Both Muchachas and Pop! Goes the Waffle have similar strategies to getting noticed on the platform, making it a team effort.
“We actually for Muchachas and Empamamas, we typically do monthly filming. So we really plan out what we want to do for the month. We look back at what has done well the past month,” said Andrews. “We look at questions that we were asked. We of course look at what’s trending and then we put together a list of videos that we think will really take off in the next month.”
Fludd said she and her team have a “loose” strategy. She said they all watch TikTok and see what’s trending, and make a list each week. They then have an informal team meeting where they decide how many videos and what kind of content they want to put out for the week.
“Sometimes we put a lot of thought into them and you don’t get lots of views, and then like, one when I was shaking the iced coffee, you just never know.
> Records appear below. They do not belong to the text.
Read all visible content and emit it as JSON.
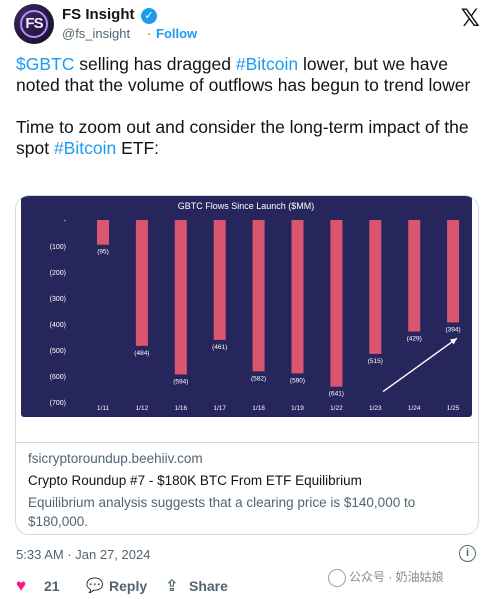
{
  "author": {
    "display_name": "FS Insight",
    "handle": "@fs_insight",
    "avatar_text": "FS",
    "follow_label": "Follow",
    "separator": "·"
  },
  "tweet": {
    "line1_parts": [
      {
        "text": "$GBTC",
        "link": true
      },
      {
        "text": " selling has dragged ",
        "link": false
      },
      {
        "text": "#Bitcoin",
        "link": true
      },
      {
        "text": " lower, but we have noted that the volume of outflows has begun to trend lower",
        "link": false
      }
    ],
    "line2_parts": [
      {
        "text": "Time to zoom out and consider the long-term impact of the spot ",
        "link": false
      },
      {
        "text": "#Bitcoin",
        "link": true
      },
      {
        "text": " ETF:",
        "link": false
      }
    ]
  },
  "card": {
    "domain": "fsicryptoroundup.beehiiv.com",
    "title": "Crypto Roundup #7 - $180K BTC From ETF Equilibrium",
    "description": "Equilibrium analysis suggests that a clearing price is $140,000 to $180,000."
  },
  "footer": {
    "timestamp": "5:33 AM · Jan 27, 2024",
    "info_glyph": "i",
    "like_count": "21",
    "reply_label": "Reply",
    "share_label": "Share",
    "watermark": "公众号 · 奶油姑娘"
  },
  "colors": {
    "chart_bg": "#26265c",
    "bar": "#d9566e",
    "link": "#1d9bf0",
    "heart": "#f91880"
  },
  "icons": {
    "x_logo": "𝕏",
    "verified": "✓",
    "heart": "♥",
    "reply": "💬",
    "share": "⇪"
  },
  "chart_data": {
    "type": "bar",
    "title": "GBTC Flows Since Launch ($MM)",
    "categories": [
      "1/11",
      "1/12",
      "1/16",
      "1/17",
      "1/18",
      "1/19",
      "1/22",
      "1/23",
      "1/24",
      "1/25"
    ],
    "values": [
      -95,
      -484,
      -594,
      -461,
      -582,
      -590,
      -641,
      -515,
      -429,
      -394
    ],
    "data_labels": [
      "(95)",
      "(484)",
      "(594)",
      "(461)",
      "(582)",
      "(590)",
      "(641)",
      "(515)",
      "(429)",
      "(394)"
    ],
    "y_ticks": [
      "-",
      "(100)",
      "(200)",
      "(300)",
      "(400)",
      "(500)",
      "(600)",
      "(700)"
    ],
    "ylim": [
      -700,
      0
    ],
    "grid": false,
    "annotation": "upward trend arrow from 1/23 to 1/25"
  }
}
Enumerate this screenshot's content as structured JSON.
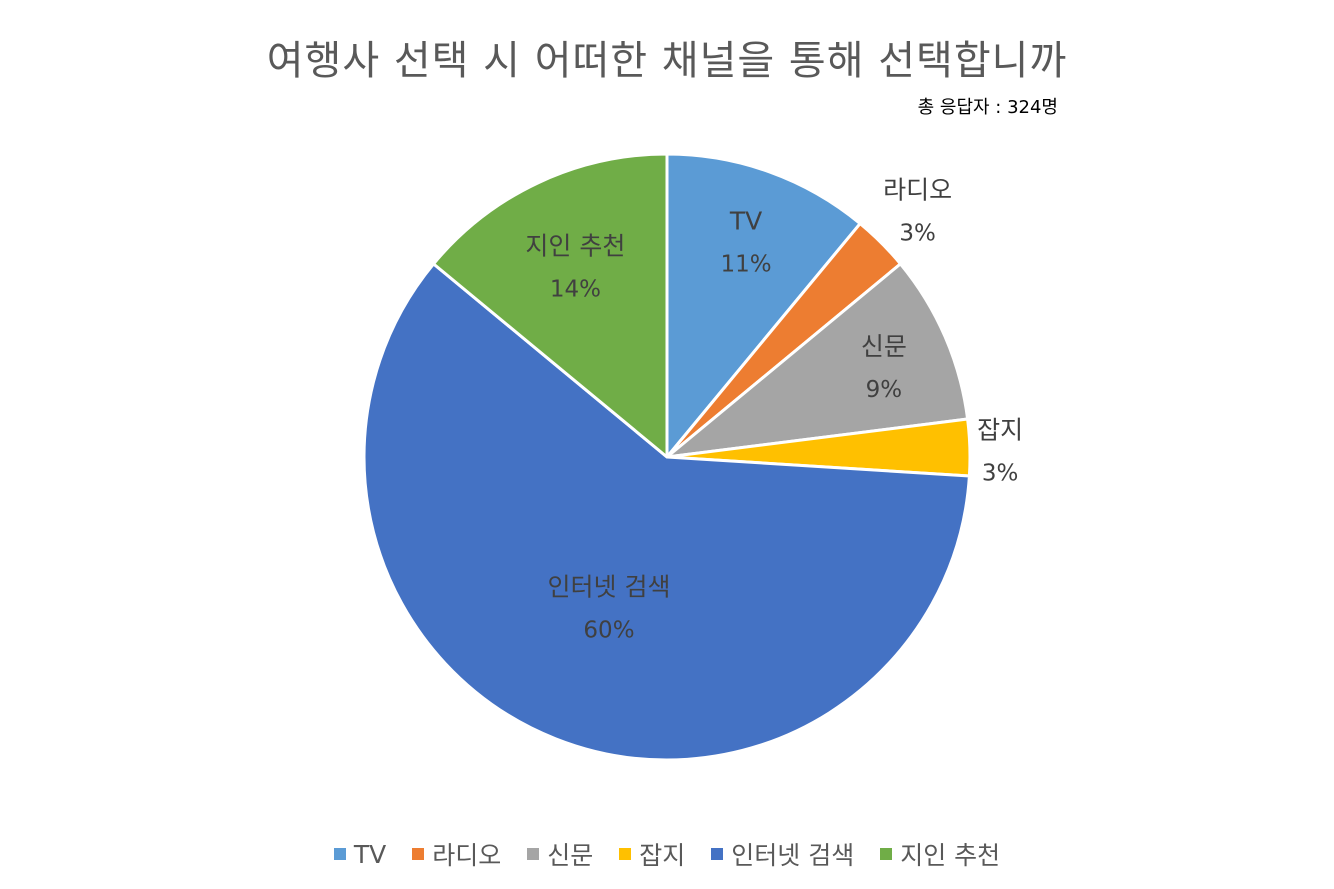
{
  "chart_data": {
    "type": "pie",
    "title": "여행사 선택 시 어떠한 채널을 통해 선택합니까",
    "subtitle": "총 응답자 : 324명",
    "slices": [
      {
        "name": "TV",
        "value": 11,
        "label": "11%",
        "color": "#5B9BD5"
      },
      {
        "name": "라디오",
        "value": 3,
        "label": "3%",
        "color": "#ED7D31"
      },
      {
        "name": "신문",
        "value": 9,
        "label": "9%",
        "color": "#A5A5A5"
      },
      {
        "name": "잡지",
        "value": 3,
        "label": "3%",
        "color": "#FFC000"
      },
      {
        "name": "인터넷 검색",
        "value": 60,
        "label": "60%",
        "color": "#4472C4"
      },
      {
        "name": "지인 추천",
        "value": 14,
        "label": "14%",
        "color": "#70AD47"
      }
    ],
    "legend_position": "bottom"
  }
}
It could just be the most random things that do really well,” Fludd said.
But it’s not always easy, especially with the restaurants getting more attention from the platform.
“I would say the hardest part is that because, it was always busy, but because of TikTok, both the restaurants are very, very busy. So we only have an hour and a half because once they’re open, it’s just, it’s impossible to film,” said George.
Both businesses have seen increases in sales since going viral on TikTok.
Fludd explained 25-30% of Pop! Goes the Waffles’ sales come through social media. She said 50% of those sales are now coming through TikTok. She said someone who subscribes from Manhattan, Kansas orders a lot of her waffles online every month.
While the brick-and-mortar café is only open Saturdays and Sundays, Fludd said they are doing really well both days.
Muchachas saw an increase of around 40% in sales one week after Swanz’ “walking taco” viral video, but she said it’s not just about money and business anymore.
“It’s more than just business for us now. Our team is thoroughly enjoying this. It’s added a different element to our culture and who we are and they love getting noticed,” she said.
Fludd’s team of waffle experts feel the same.
“It’s really something they look forward to doing and it’s really like, they come to me with ideas,” she said. “What we do is physical labor, it’s hard work, it’s 50 lb. bags of flower, it’s 50 lb. bags of sugar, it’s a lot of lifting, a lot of work, hot waffle irons, so TikTok has kind of become are team building vehicle.”
“For me… it’s kind of like our own little mini reality TV series where we can get information and ideas and products out. A lot of people know about who we are and what our culture is,” said Swanz.